Involvement of inhibitory factors in the inefficient entry of HIV-1 into the human CD4 positive HUT78 cell line

Little is known about whether human CD4 positive T cells, the principal natural target of HIV-1, have intrinsic factors, other than the receptor/coreceptor molecules, which modulate the entry efficiency of HIV-1. In the present study, we found that human T cell lines, HUT78 and PM1, were less permissive to VSV-G-mediated HIV-1 infection compared with the Jurkat cell line. Furthermore, HUT78 cells were also less sensitive to HIV-1 Env-mediated infection, while PM1 cells became susceptible to HIV-1. Real-time PCR analyses showed that less susceptibility of the cells to HIV-1 was due to block at, or prior to, reverse transcription of viral RNA. To clarify the entry efficiency of HIV-1 into these cell lines, we analyzed the internalization of p24 Ag into the cytosolic and vesicular fractions of post-nuclear extracts at 4 h post-infection.
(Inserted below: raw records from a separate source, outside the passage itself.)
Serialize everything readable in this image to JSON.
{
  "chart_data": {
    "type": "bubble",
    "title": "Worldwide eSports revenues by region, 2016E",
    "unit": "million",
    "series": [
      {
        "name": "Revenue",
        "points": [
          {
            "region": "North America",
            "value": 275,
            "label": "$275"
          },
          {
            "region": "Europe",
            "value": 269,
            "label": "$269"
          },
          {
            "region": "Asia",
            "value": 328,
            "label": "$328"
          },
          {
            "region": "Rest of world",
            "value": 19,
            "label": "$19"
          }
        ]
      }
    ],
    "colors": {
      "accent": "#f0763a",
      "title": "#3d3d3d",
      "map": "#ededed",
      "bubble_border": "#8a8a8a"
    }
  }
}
When the cells were infected with HIV-1 pseudotyped with VSV-G, the amount of p24 Ag in the cytosolic fractions in both HUT78 and PM1 cells was lower than that observed in Jurkat cells. In the case of HIV-1 Env-mediated infection, however, PM1 cells exhibited comparable amounts of p24 Ag in the cytosolic fraction compared with Jurkat cells, while the amount of p24 Ag in HUT78 cells remained low. Heterokaryon experiments between susceptible and less susceptible cell lines suggested that some inhibitory factors counteracted VSV-G-mediated viral entry in PM1 and HUT78 cells, and HIV-1 Env-mediated viral entry in HUT78 cells.